Urethral reconstructive surgery, or urethroplasty, is the only “definitive” treatment option for urethral strictures. It is usually reserved for strictures that are severe or non-responsive to endoscopic management. .

There are 2 general types of urethroplasty proceudres:

1. Primary anastamotic repair

2. Substitution repair.

Primary anastamotic repairs involve excision of the stricture with reconnection of the healthy ends of urethra in a widened configuration.


Substitution urethroplasty involves tissue transfer techniques typically using buccal mucosa (inner cheek lining) grafts or genital skin flaps to build on to the stricture and increase its caliber.

There are certain situations, usually when the stricture is too long, where substitution techniques are required.

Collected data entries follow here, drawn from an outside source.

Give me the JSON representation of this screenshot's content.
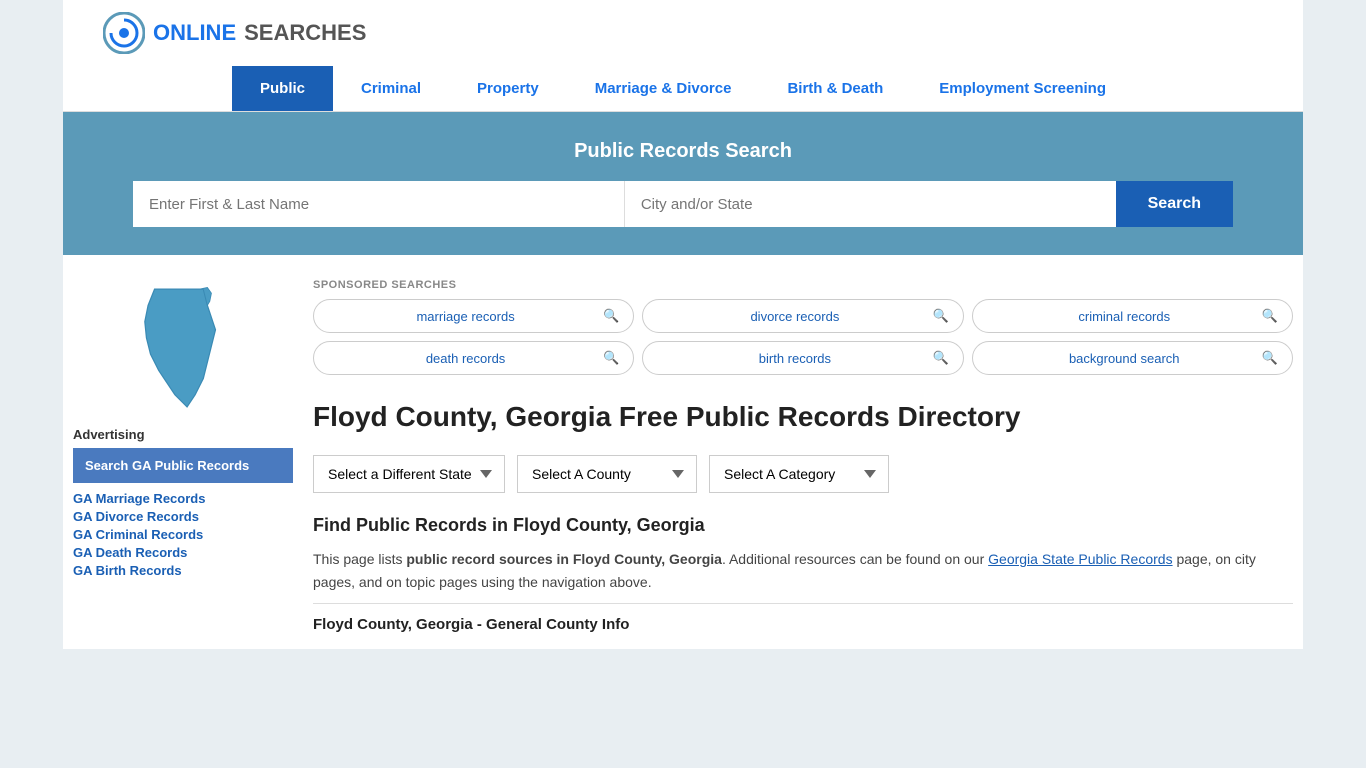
{
  "logo": {
    "text_online": "ONLINE",
    "text_searches": "SEARCHES"
  },
  "nav": {
    "items": [
      {
        "label": "Public",
        "active": true
      },
      {
        "label": "Criminal",
        "active": false
      },
      {
        "label": "Property",
        "active": false
      },
      {
        "label": "Marriage & Divorce",
        "active": false
      },
      {
        "label": "Birth & Death",
        "active": false
      },
      {
        "label": "Employment Screening",
        "active": false
      }
    ]
  },
  "search_banner": {
    "title": "Public Records Search",
    "name_placeholder": "Enter First & Last Name",
    "location_placeholder": "City and/or State",
    "button_label": "Search"
  },
  "sponsored": {
    "label": "SPONSORED SEARCHES",
    "items": [
      {
        "text": "marriage records"
      },
      {
        "text": "divorce records"
      },
      {
        "text": "criminal records"
      },
      {
        "text": "death records"
      },
      {
        "text": "birth records"
      },
      {
        "text": "background search"
      }
    ]
  },
  "sidebar": {
    "advertising_label": "Advertising",
    "ad_box_text": "Search GA Public Records",
    "links": [
      {
        "label": "GA Marriage Records"
      },
      {
        "label": "GA Divorce Records"
      },
      {
        "label": "GA Criminal Records"
      },
      {
        "label": "GA Death Records"
      },
      {
        "label": "GA Birth Records"
      }
    ]
  },
  "content": {
    "page_title": "Floyd County, Georgia Free Public Records Directory",
    "dropdowns": {
      "state_label": "Select a Different State",
      "county_label": "Select A County",
      "category_label": "Select A Category"
    },
    "find_title": "Find Public Records in Floyd County, Georgia",
    "find_text_1": "This page lists ",
    "find_text_bold": "public record sources in Floyd County, Georgia",
    "find_text_2": ". Additional resources can be found on our ",
    "find_link": "Georgia State Public Records",
    "find_text_3": " page, on city pages, and on topic pages using the navigation above.",
    "general_info_title": "Floyd County, Georgia - General County Info"
  }
}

These too carry excellent success rates (>80%). Certain cases require a combination of techniques, typically when there are multiple severe strictures present.

Urethroplasty is associated with the best chance of “cure”, for urethral stricture. It requires catheterization for 7-21 days depending on the type of repair. Most patients will be able to return to their usual daily activities about 2 weeks after urethroplasty.